Plain is designed for the AI-era version of that workflow. It turns deck, doc, and sheet work into shareable web pages. The point is not just to draft faster, although AI-assisted structure helps. The point is to make the output easier to refine and distribute. You can start from a prompt, edit the generated structure, use Markdown when it helps, and keep the result as a link.

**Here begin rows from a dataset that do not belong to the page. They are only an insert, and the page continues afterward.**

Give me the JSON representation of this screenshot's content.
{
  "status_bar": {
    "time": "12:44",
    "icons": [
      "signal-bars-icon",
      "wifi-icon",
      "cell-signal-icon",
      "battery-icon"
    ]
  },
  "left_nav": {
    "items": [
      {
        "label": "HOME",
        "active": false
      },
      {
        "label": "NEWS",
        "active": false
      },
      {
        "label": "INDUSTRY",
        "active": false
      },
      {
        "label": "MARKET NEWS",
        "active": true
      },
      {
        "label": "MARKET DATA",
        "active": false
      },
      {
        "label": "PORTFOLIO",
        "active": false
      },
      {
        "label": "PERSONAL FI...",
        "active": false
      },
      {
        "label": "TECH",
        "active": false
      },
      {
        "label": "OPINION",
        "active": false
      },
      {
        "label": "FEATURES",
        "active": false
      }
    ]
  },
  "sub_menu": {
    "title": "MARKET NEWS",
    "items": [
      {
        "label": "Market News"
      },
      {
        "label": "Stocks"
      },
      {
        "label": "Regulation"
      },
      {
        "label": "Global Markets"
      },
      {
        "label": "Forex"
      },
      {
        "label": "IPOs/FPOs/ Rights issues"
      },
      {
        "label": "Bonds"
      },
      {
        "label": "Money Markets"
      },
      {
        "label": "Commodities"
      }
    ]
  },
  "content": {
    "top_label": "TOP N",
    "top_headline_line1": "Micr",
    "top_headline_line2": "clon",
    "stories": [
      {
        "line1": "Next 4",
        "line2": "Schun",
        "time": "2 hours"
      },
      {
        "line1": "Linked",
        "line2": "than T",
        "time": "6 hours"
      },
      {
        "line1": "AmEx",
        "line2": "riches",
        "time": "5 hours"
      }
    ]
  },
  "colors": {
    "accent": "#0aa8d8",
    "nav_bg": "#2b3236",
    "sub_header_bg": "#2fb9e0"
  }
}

That makes Plain a better fit when the presentation is part of a broader communication system. A team can write a memo, build a deck, expose a table, and share the result without forcing every artifact back into a file-first pattern. Marp remains excellent for Markdown slide authoring. Plain is better when the finished work should live as a browsable, editable, link-based page.

Choose Marp for controlled Markdown slides and Plain for living web presentations

If your priority is a predictable Markdown Presentation Writer, Marp deserves serious consideration. It is clean, source-friendly, and well suited to technical users who want to keep decks in text files. It also works well when the final deliverable needs to be exported, archived, or generated as part of a repeatable documentation process.

Choose Plain when the bottleneck is not just writing the slides, but getting from idea to shareable result. Plain is useful when you want AI to draft the structure, then edit by clicking on the page, keep Markdown available, present directly from the browser, and send a link instead of an attachment. The fallback .pptx export is there when a file is required, but it does not define the workflow.

The practical distinction is simple. Marp helps you make presentations from Markdown. Plain helps you turn office work into web pages people can open, review, edit, and present. If your audience is mostly technical and your process is Git-based, Marp may be the better fit. If your audience is mixed and the output needs to travel easily, Plain is likely easier.

The best tool is the one that matches the life of the artifact after you create it. For some decks, that life is a version-controlled Markdown file with reliable exports. For many modern teams, it is a link that stays current, opens anywhere, and can be improved without restarting the file-export-review loop.